Lo scorso 24 Giugno, il Governo ha emanato il Decreto Legge n.91 contenente alcune misure per ridurre la bolletta energetica delle PMI e promuovere la crescita economica in Italia. Tra queste, il famigerato spalma–incentivi del solare fotovoltaico, di cui parlammo già due mesi fa su questo blog (mi si perdoni l’autocitazione):

La misura più corposa e interessante è certamente quella sul solare fotovoltaico, che ne rinegozia retroattivamente i generosissimi incentivi accumulati fin qui tramite cinque Conti Energia (oggi stiamo a 6.6 miliardi di euro all’anno): “Si propone di allungare obbligatoriamente il periodo di incentivazione da 20 a 25 anni senza riconoscere alcun tasso di interesse, gettito previsto (700-900 M€)”. Non è difficile prevedere le contenute ire dei sostenitori delle rinnovabili loro malgrado per una misura che, va detto, fa a pezzi lo stato di diritto, sacrificato sull’altare dell’insostenibilità economica di incentivi dissennatamente allocati e concessi per anni.

Il Governo italiano ha dichiarato la sua disponibilità a negoziare le richieste delle associazioni nel periodo di 60 giorni per la conversione in legge del decreto.

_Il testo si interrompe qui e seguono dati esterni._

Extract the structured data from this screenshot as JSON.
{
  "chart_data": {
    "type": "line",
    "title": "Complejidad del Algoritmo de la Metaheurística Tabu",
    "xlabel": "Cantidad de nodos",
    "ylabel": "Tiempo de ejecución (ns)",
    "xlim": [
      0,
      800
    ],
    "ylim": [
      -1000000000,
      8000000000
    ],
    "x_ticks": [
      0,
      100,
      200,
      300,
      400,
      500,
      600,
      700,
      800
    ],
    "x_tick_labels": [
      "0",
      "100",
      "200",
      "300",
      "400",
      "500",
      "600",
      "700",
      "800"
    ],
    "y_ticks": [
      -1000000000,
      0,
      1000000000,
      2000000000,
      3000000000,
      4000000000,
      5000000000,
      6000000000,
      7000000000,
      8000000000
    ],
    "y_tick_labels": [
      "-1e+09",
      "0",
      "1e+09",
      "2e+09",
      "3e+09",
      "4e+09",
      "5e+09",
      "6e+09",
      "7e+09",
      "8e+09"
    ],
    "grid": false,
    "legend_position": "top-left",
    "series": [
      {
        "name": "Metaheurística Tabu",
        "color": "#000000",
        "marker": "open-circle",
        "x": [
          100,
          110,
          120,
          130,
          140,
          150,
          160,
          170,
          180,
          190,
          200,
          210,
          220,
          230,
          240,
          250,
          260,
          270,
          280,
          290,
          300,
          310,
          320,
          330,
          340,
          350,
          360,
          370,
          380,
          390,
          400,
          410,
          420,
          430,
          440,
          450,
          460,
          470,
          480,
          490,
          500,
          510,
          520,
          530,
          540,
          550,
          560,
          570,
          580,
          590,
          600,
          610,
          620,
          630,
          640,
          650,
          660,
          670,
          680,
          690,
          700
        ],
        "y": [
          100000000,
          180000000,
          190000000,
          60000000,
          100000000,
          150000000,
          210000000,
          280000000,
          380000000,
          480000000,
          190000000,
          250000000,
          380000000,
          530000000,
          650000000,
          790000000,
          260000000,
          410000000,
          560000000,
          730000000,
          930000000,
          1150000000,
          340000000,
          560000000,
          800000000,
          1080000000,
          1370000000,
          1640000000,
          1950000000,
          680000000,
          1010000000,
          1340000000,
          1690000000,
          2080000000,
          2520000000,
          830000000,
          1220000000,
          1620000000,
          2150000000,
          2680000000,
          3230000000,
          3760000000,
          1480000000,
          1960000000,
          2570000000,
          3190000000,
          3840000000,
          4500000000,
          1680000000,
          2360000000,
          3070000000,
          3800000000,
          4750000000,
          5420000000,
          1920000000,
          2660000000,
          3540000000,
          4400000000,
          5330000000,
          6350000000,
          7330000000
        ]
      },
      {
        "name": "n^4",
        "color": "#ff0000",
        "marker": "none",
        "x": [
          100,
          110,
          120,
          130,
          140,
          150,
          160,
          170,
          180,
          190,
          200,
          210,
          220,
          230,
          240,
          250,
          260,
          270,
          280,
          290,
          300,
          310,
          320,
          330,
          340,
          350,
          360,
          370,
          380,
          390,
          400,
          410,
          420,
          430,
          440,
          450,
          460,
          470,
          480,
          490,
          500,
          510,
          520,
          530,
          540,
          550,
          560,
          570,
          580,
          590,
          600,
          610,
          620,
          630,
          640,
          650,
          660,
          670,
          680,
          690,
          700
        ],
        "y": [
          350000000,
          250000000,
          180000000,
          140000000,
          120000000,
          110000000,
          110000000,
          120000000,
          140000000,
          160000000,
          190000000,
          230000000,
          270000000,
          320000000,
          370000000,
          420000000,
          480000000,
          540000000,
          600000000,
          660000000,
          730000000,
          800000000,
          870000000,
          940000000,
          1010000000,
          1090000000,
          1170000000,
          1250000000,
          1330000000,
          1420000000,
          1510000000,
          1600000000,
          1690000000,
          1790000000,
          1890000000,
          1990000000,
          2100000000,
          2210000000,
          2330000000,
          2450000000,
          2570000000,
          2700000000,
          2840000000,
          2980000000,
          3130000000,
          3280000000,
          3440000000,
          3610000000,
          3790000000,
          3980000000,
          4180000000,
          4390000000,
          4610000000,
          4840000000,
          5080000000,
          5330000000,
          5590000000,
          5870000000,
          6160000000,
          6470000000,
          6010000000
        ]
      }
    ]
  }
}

Richieste puntualmente arrivate, alcune davvero pungenti:

L’ultimo intervento arriva addirittura dall’Ambasciata britannica, che nei giorni scorsi ha scritto al Senato per chiedere di modificare la norma: “Qualora le misure proposte venissero ratificate nella loro forma attuale, ritengo che diventerebbe più difficile assolvere ad uno dei nostri obiettivi principali: convincere investitori esteri ad investire in progetti infrastrutturali e di sviluppo in Italia”, scrive l’ambasciatore.

Quest’ultima tenetela buona, nel caso qualcuno chiedesse chi sono i maggiori beneficiari dei 6.6 miliardi di incentivi al fotovoltaico pagati ogni anno dal Governo italiano.

Arcivernici fotovoltaiche

Il mio articolo per Il Post (con mille ringraziamenti a Sesto Rasi)

Qualche anno fa, per favorire gli investimenti in energie rinnovabili si decise di sussidiare l’installazione di pannelli solari. Per far presto furono concessi incentivi che oggi, a pannelli installati, si traducono in una rendita di circa 11 miliardi di euro l’anno. [..] Oggi l’energia solare si può catturare semplicemente usando una pittura sul tetto, con costi e impatto ambientale molto minori. Ma i nostri pannelli rimarranno lì per vent’anni e nessuno si è chiesto quanto costerà e che effetti ambientali produrrà la loro eliminazione.

Così esordisce l’editoriale di F. Giavazzi e A. Alesina su Il Corriere della Sera che, pochi giorni fa, ha scatenato reazioni più o meno contenute in molti ambientalisti e operatori del settore fotovoltaico. Nell’editoriale del Corriere, gli incentivi al fotovoltaico vengono citati come il modo sbagliato di fare innovazione. Sul banco degli imputati, in piena campagna elettorale, il PD e Monti, rei di promuovere una “politica industriale dirigista” a colpi di investimenti pubblici a scapito del libero mercato. La tesi dei due economisti è che è pura illusione attendersi che lo Stato e la politica siano in grado di individuare i settori e le imprese che avranno successo – “vi immaginate quattro funzionari dell’Iri in un garage che si inventano Apple?” – e il pesante fardello degli incentivi statali concessi al fotovoltaico, la cui industria italiana è oggi boccheggiante, ne sarebbe la dimostrazione plastica.

Ora, l’immagine dei funzionari Iri chiusi in un garage a inventare qualcosa è certamente spassosa, ma l’editoriale del Corriere è traboccante di inesattezze e categorizzazioni tranchant al limite dell’ingenuo. Stupisce sia firmato dai due noti economisti di Harvard e della Bocconi, pur in campagna elettorale. Ma andiamo con ordine.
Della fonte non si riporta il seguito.